Jakarta, BeritaManado.com — Direktur Eksekutif Institute for Criminal Justice Reform (ICJR), Erasmus Napitupulu, memberikan sejumlah masukan penting kepada Komisi III DPR terkait pembahasan Sistem Peradilan Pidana.
Masukan tersebut disampaikan dalam Rapat Dengar Pendapat Umum (RDPU) yang digelar pada Kamis, 7 November 2024, di Ruang Rapat Komisi III, Kompleks Parlemen Senayan, Jakarta.
Salah satu agenda utama dalam RDPU ini adalah pembahasan Rancangan Kitab Undang-Undang Hukum Acara Pidana (KUHAP) yang tengah diajukan oleh Komisi III DPR.
Erasmus mengemukakan beberapa poin penting yang perlu diperhatikan dalam revisi KUHAP, dengan tujuan agar sistem peradilan di Indonesia dapat memberikan rasa keadilan yang lebih menyeluruh bagi seluruh pemangku kepentingan.
Ia menekankan pentingnya memastikan kehadiran negara dalam sistem peradilan pidana, serta memberikan rekomendasi untuk mengubah beberapa ketentuan dalam undang-undang yang ada.
“Salah satu hal yang penting adalah memastikan kehadiran negara dalam sistem peradilan kita. Diskusi juga dilakukan terkait KUHP, KUHAP, serta beberapa perubahan lain, di antaranya KUHP mungkin yang paling membekas karena kita bekerja sama,” ujar Erasmus dalam forum tersebut.
Erasmus juga menyoroti perlunya memberikan perlindungan hukum kepada profesi pengacara dalam memberikan pendampingan hukum.
Sebab itu, dia mengapresiasi dimasukkannya perlindungan terhadap pengacara dalam revisi KUHP yang baru, di mana salah satu pasal baru yang dimasukkan terkait dengan pidana rekayasa kasus, yang sebelumnya tidak ada.
Ia juga menyoroti dimasukkannya pasal mengenai kekerasan seksual dalam revisi KUHP yang baru sebagai upaya untuk memperkuat perlindungan terhadap korban.
“Bagaimana mendorong organisasi advokat yang lebih baik, berhasil KUHP memasukkan satu pasal pidana rekayasa kasus yang sebelumnya tidak ada. Advokat dilindungi, kekerasan seksual juga dimasukkan,” katanya.
Di sisi lain, Program Manager ICJR, Adhigama Andre Budiman, menambahkan masukan terkait perlunya revisi pada Undang-Undang Tindak Pidana Perdagangan Orang (TPPO).
Adhigama mengungkapkan bahwa undang-undang ini belum dievaluasi sejak disahkan pada 2007, sehingga sudah saatnya ada perubahan agar lebih relevan dengan perkembangan kasus dan bentuk-bentuk eksploitasi yang semakin kompleks.

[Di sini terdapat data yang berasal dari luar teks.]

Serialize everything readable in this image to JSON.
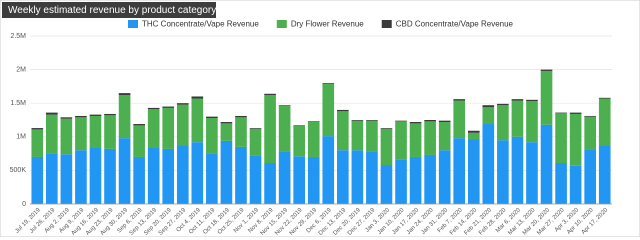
{
  "chart_data": {
    "type": "stacked-bar",
    "title": "Weekly estimated revenue by product category",
    "categories": [
      "Jul 19, 2019",
      "Jul 26, 2019",
      "Aug 2, 2019",
      "Aug 9, 2019",
      "Aug 16, 2019",
      "Aug 23, 2019",
      "Aug 30, 2019",
      "Sep 6, 2019",
      "Sep 13, 2019",
      "Sep 20, 2019",
      "Sep 27, 2019",
      "Oct 4, 2019",
      "Oct 11, 2019",
      "Oct 18, 2019",
      "Oct 25, 2019",
      "Nov 1, 2019",
      "Nov 8, 2019",
      "Nov 15, 2019",
      "Nov 22, 2019",
      "Nov 29, 2019",
      "Dec 6, 2019",
      "Dec 13, 2019",
      "Dec 20, 2019",
      "Dec 27, 2019",
      "Jan 3, 2020",
      "Jan 10, 2020",
      "Jan 17, 2020",
      "Jan 24, 2020",
      "Jan 31, 2020",
      "Feb 7, 2020",
      "Feb 14, 2020",
      "Feb 21, 2020",
      "Feb 28, 2020",
      "Mar 6, 2020",
      "Mar 13, 2020",
      "Mar 20, 2020",
      "Mar 27, 2020",
      "Apr 3, 2020",
      "Apr 10, 2020",
      "Apr 17, 2020"
    ],
    "series": [
      {
        "name": "THC Concentrate/Vape Revenue",
        "color": "#2196f3",
        "values": [
          700000,
          750000,
          740000,
          800000,
          840000,
          820000,
          980000,
          700000,
          840000,
          820000,
          870000,
          920000,
          750000,
          940000,
          850000,
          720000,
          610000,
          780000,
          710000,
          700000,
          1010000,
          800000,
          800000,
          780000,
          580000,
          660000,
          700000,
          730000,
          800000,
          980000,
          960000,
          1190000,
          950000,
          1000000,
          920000,
          1180000,
          610000,
          570000,
          810000,
          870000
        ]
      },
      {
        "name": "Dry Flower Revenue",
        "color": "#4caf50",
        "values": [
          410000,
          580000,
          530000,
          490000,
          470000,
          500000,
          640000,
          470000,
          570000,
          610000,
          610000,
          650000,
          530000,
          260000,
          440000,
          400000,
          1010000,
          680000,
          450000,
          520000,
          780000,
          580000,
          440000,
          460000,
          540000,
          570000,
          500000,
          500000,
          420000,
          560000,
          100000,
          250000,
          520000,
          540000,
          610000,
          800000,
          740000,
          770000,
          490000,
          700000
        ]
      },
      {
        "name": "CBD Concentrate/Vape Revenue",
        "color": "#3a3a3a",
        "values": [
          20000,
          30000,
          20000,
          20000,
          20000,
          20000,
          30000,
          20000,
          20000,
          20000,
          20000,
          30000,
          20000,
          20000,
          20000,
          10000,
          20000,
          10000,
          10000,
          10000,
          10000,
          20000,
          10000,
          10000,
          10000,
          10000,
          20000,
          20000,
          20000,
          20000,
          30000,
          30000,
          20000,
          20000,
          20000,
          20000,
          10000,
          20000,
          10000,
          10000
        ]
      }
    ],
    "ylim": [
      0,
      2500000
    ],
    "yticks": [
      0,
      {
        "value": 500000,
        "label": "500K"
      },
      {
        "value": 1000000,
        "label": "1M"
      },
      {
        "value": 1500000,
        "label": "1.5M"
      },
      {
        "value": 2000000,
        "label": "2M"
      },
      {
        "value": 2500000,
        "label": "2.5M"
      }
    ],
    "grid": true
  }
}
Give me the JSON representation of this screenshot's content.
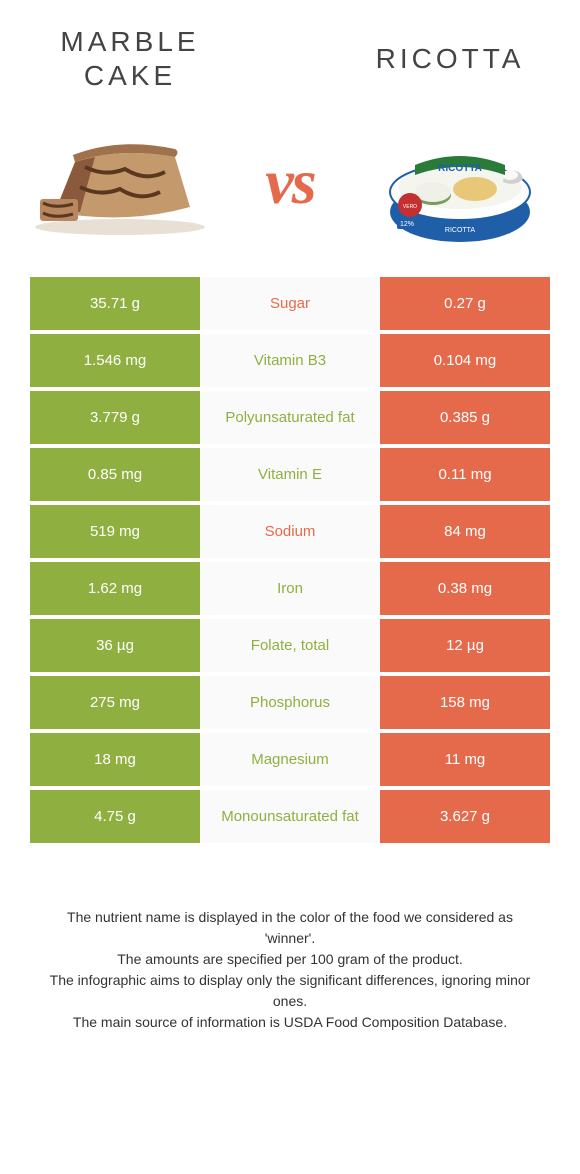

“Salah satu poin revisi yang kami soroti adalah perlu adanya perhatian terhadap berbagai bentuk eksploitasi, misalnya eksploitasi seksual yang perlu diselaraskan dengan Undang-Undang Tindak Pidana Kekerasan Seksual, serta penyelundupan manusia yang perlu diselaraskan dengan Undang-Undang Keimigrasian,” ujar Adhigama.
Ia juga menyoroti ketidakhadiran aturan yang secara eksplisit mengkriminalisasi praktik kerja paksa di Indonesia, yang bisa menggunakan rujukan pada konvensi ILO.
Selain itu, Adhigama juga menyoroti masalah penting dalam kasus TPPO terkait persetujuan anak, di mana pelaku masih dapat terbebas dari jerat hukum jika dianggap memperoleh persetujuan dari anak atau orang tua anak.
“Masalah ini perlu mendapat perhatian serius karena dalam proses persidangan saat ini, pelaku yang sebenarnya sudah memenuhi unsur-unsur perdagangan orang, namun bisa dibebaskan dari hukum dengan alasan adanya persetujuan dari anak tersebut,” tambahnya.
Masukan dan rekomendasi yang disampaikan ICJR dalam RDPU ini diharapkan dapat menjadi bahan pertimbangan yang serius bagi Komisi III DPR dalam merumuskan kebijakan yang lebih baik terkait sistem peradilan pidana di Indonesia.
Terutama dalam upaya memberikan rasa keadilan yang setara bagi seluruh pihak yang terlibat dalam sistem peradilan.